Forzaroma.info Rassegna Stampa Il Messaggero Cengiz, il piccolo turco che non parla ma si fa capire

Cengiz, il piccolo turco che non parla ma si fa capire

Redazione
Di Francesco crede a 'Gengo' e al Bentegodi gli ha concesso il terzo match di fila da titolare

Finalmente il turchetto. Under ha usato il sinistro nel modo giusto e ha fatto centro. Monchi ci punta, scrive Ugo Trani su Il Messaggero, e non solo perché ha speso 13,4 milioni (con i bonus possono diventare 15). E, non a parole, anche Di Francesco. Che lo chiama affettuosamente Gengio. E che gli ha concesso, al Bentegodi, il 3° match di fila da titolare: a Marassi e all’Olimpico contro la Sampdoria, prima di quest’ultimo contro il Verona.

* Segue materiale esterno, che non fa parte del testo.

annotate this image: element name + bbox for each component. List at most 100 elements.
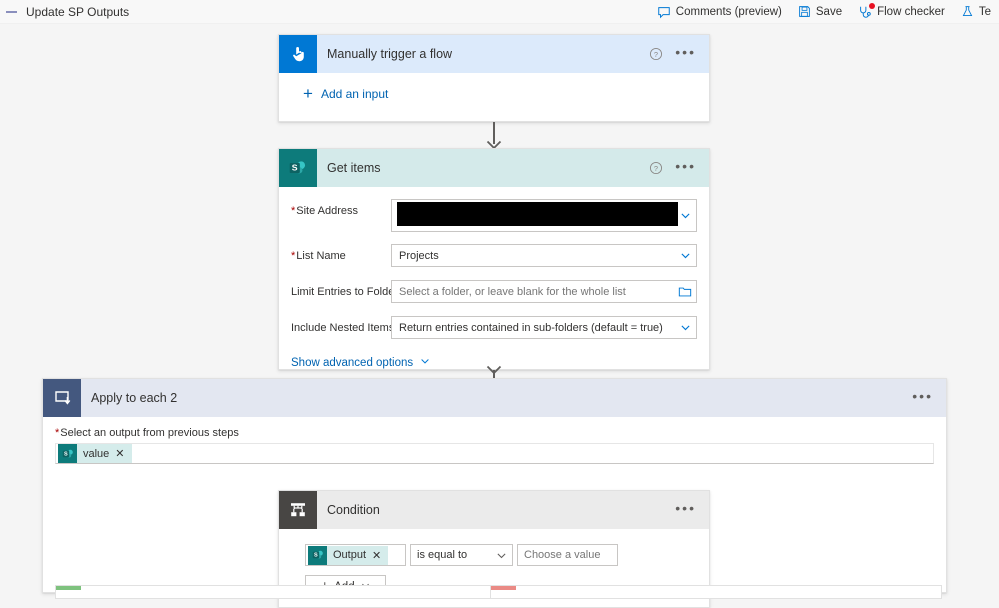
save-button[interactable]: Save [790, 1, 850, 23]
field-list-name: *List Name Projects [291, 242, 697, 269]
flow-canvas: Manually trigger a flow ? ••• + Add an i… [0, 24, 999, 608]
select-output-input[interactable]: S value ✕ [55, 443, 934, 464]
add-an-input-label: Add an input [320, 87, 389, 101]
show-advanced-options-label: Show advanced options [291, 356, 414, 369]
svg-text:?: ? [654, 50, 658, 59]
svg-text:S: S [292, 162, 298, 172]
select-output-label: *Select an output from previous steps [55, 427, 239, 439]
chevron-down-icon [419, 355, 431, 370]
branch-if-yes[interactable] [55, 585, 507, 599]
flow-title: Update SP Outputs [26, 4, 130, 19]
condition-card-header[interactable]: Condition ••• [279, 491, 709, 529]
plus-icon: + [303, 84, 313, 103]
chevron-down-icon[interactable] [679, 249, 692, 262]
add-an-input-button[interactable]: + Add an input [279, 73, 709, 103]
token-value-label: value [83, 447, 110, 460]
condition-left-operand[interactable]: S Output ✕ [305, 544, 406, 566]
sharepoint-icon: S [58, 444, 77, 463]
help-circle-icon[interactable]: ? [649, 161, 663, 175]
svg-text:S: S [63, 451, 67, 457]
get-items-card-header[interactable]: S Get items ? ••• [279, 149, 709, 187]
chevron-down-icon[interactable] [679, 209, 692, 222]
test-button[interactable]: Te [953, 1, 999, 23]
topbar-command-group: Comments (preview) Save Flow checker Te [649, 1, 999, 23]
condition-header-actions: ••• [675, 501, 709, 517]
field-limit-entries-to-folder: Limit Entries to Folder Select a folder,… [291, 278, 697, 305]
branch-if-no-bar [491, 586, 516, 590]
condition-menu-icon[interactable]: ••• [675, 501, 696, 517]
required-asterisk: * [55, 427, 60, 439]
chevron-down-icon [495, 549, 508, 562]
condition-operator-dropdown[interactable]: is equal to [410, 544, 513, 566]
apply-to-each-header-actions: ••• [912, 389, 946, 405]
save-label: Save [815, 5, 843, 18]
include-nested-dropdown[interactable]: Return entries contained in sub-folders … [391, 316, 697, 339]
include-nested-value: Return entries contained in sub-folders … [399, 321, 663, 334]
get-items-card-title: Get items [327, 161, 381, 175]
field-include-nested-items: Include Nested Items Return entries cont… [291, 314, 697, 341]
field-site-address: *Site Address [291, 199, 697, 233]
condition-branch-icon [279, 491, 317, 529]
close-icon[interactable]: ✕ [115, 447, 124, 460]
token-output[interactable]: S Output ✕ [308, 545, 389, 565]
top-command-bar: Update SP Outputs Comments (preview) Sav… [0, 0, 999, 24]
hand-tap-icon [279, 35, 317, 73]
get-items-menu-icon[interactable]: ••• [675, 159, 696, 175]
help-circle-icon[interactable]: ? [649, 47, 663, 61]
close-icon[interactable]: ✕ [372, 549, 381, 562]
flow-checker-badge [869, 2, 876, 9]
required-asterisk: * [291, 249, 296, 262]
flask-icon [961, 5, 974, 18]
limit-entries-input[interactable]: Select a folder, or leave blank for the … [391, 280, 697, 303]
sharepoint-icon: S [308, 545, 327, 565]
condition-right-placeholder: Choose a value [524, 549, 601, 561]
apply-to-each-body: *Select an output from previous steps S … [43, 417, 946, 464]
topbar-left-group: Update SP Outputs [0, 5, 129, 19]
test-label: Te [978, 5, 991, 18]
list-name-value: Projects [399, 249, 439, 262]
condition-card-title: Condition [327, 503, 380, 517]
branch-if-no[interactable] [490, 585, 942, 599]
comments-button[interactable]: Comments (preview) [649, 1, 790, 23]
svg-text:S: S [313, 553, 317, 559]
limit-entries-placeholder: Select a folder, or leave blank for the … [399, 285, 626, 298]
get-items-card[interactable]: S Get items ? ••• *Site Address *List Na… [278, 148, 710, 370]
trigger-menu-icon[interactable]: ••• [675, 45, 696, 61]
sharepoint-icon: S [279, 149, 317, 187]
field-label-include-nested: Include Nested Items [291, 321, 395, 334]
trigger-card-header[interactable]: Manually trigger a flow ? ••• [279, 35, 709, 73]
apply-to-each-menu-icon[interactable]: ••• [912, 389, 933, 405]
trigger-card[interactable]: Manually trigger a flow ? ••• + Add an i… [278, 34, 710, 122]
save-icon [798, 5, 811, 18]
apply-to-each-title: Apply to each 2 [91, 391, 178, 405]
folder-icon[interactable] [678, 285, 692, 299]
chevron-down-icon[interactable] [679, 321, 692, 334]
field-label-limit-entries: Limit Entries to Folder [291, 285, 398, 298]
condition-right-operand[interactable]: Choose a value [517, 544, 618, 566]
get-items-card-body: *Site Address *List Name Projects Limit … [279, 199, 709, 370]
back-dash-icon[interactable] [6, 6, 17, 17]
trigger-card-title: Manually trigger a flow [327, 47, 453, 61]
flow-checker-label: Flow checker [877, 5, 945, 18]
svg-text:?: ? [654, 164, 658, 173]
condition-operator-value: is equal to [417, 549, 468, 561]
branch-if-yes-bar [56, 586, 81, 590]
list-name-dropdown[interactable]: Projects [391, 244, 697, 267]
token-value[interactable]: S value ✕ [58, 444, 132, 463]
condition-row: S Output ✕ is equal to Choose a value [305, 544, 709, 566]
site-address-dropdown[interactable] [391, 199, 697, 232]
get-items-header-actions: ? ••• [649, 159, 709, 175]
connector-arrow-2 [486, 364, 502, 375]
comments-label: Comments (preview) [675, 5, 782, 18]
trigger-header-actions: ? ••• [649, 45, 709, 61]
apply-to-each-header[interactable]: Apply to each 2 ••• [43, 379, 946, 417]
loop-icon [43, 379, 81, 417]
site-address-redaction [397, 201, 678, 226]
required-asterisk: * [291, 205, 296, 217]
trigger-card-body: + Add an input [279, 73, 709, 103]
field-label-site-address: *Site Address [291, 205, 359, 217]
token-output-label: Output [333, 549, 367, 561]
comment-icon [657, 5, 671, 19]
field-label-list-name: *List Name [291, 249, 346, 262]
flow-checker-button[interactable]: Flow checker [850, 1, 953, 23]
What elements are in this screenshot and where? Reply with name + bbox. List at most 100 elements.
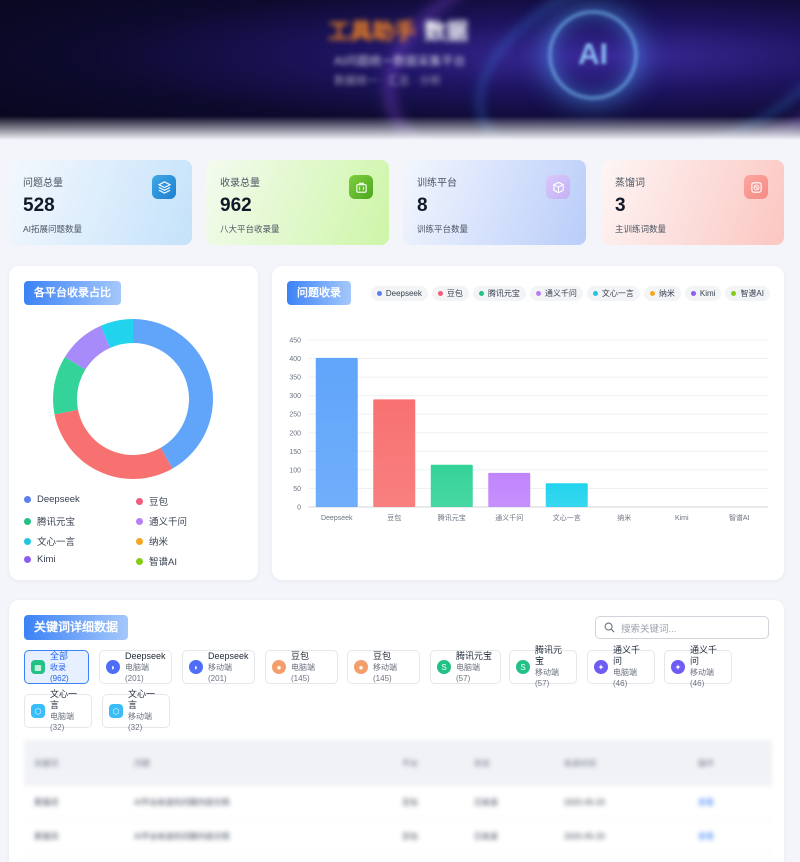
x-tick-label: 腾讯元宝: [438, 513, 466, 522]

Adesso è davanti a Schick che, tra l’altro, si è nuovamente fermato, a Defrel, chiamato a Trigoria per fare il vice Dzeko, e anche a Perotti che, almeno ultimamente, si gioca il posto con El Shaarawy. Si trova a suo agio sia nel 4-3-3 che nel 4-2-3-1. E, all’occorrenza, sa recitare pure da trequartista.

"Sognavo da tanto tempo questa prima rete italiana. E tutta la settimana ho lavorato duro con i compagni per sbloccarmi. Sono proprio felice di essere stato ripagato per il mio impegno quotidiano. E di aver fatto ritrovare il successo alla Roma. Di essere stato desivo contro il Verona" ha detto Cengiz a fine gara.

Under (13° marcatore stagionale) basta per i 3 punti, ma non per cambiare il trend giallorosso: la Roma, dal 1° dicembre scorso (3 a 1 all’Olimpico contro la Spal), non riesce a segnare più di 1 gol, in 9 gare di campionato solo 6 i gol segnati. Media, in questi 65 giorni, di 1 rete ogni 142,5 minuti. Peggio di così solo 24 anni fa (stagione 1993-1994), con Mazzone in panchina. Il mal di gol durò dal 19 dicembre fino al 20 marzo, con ben 13 partite in cui i giallorossi non furono capaci di realizzare più di 1 rete.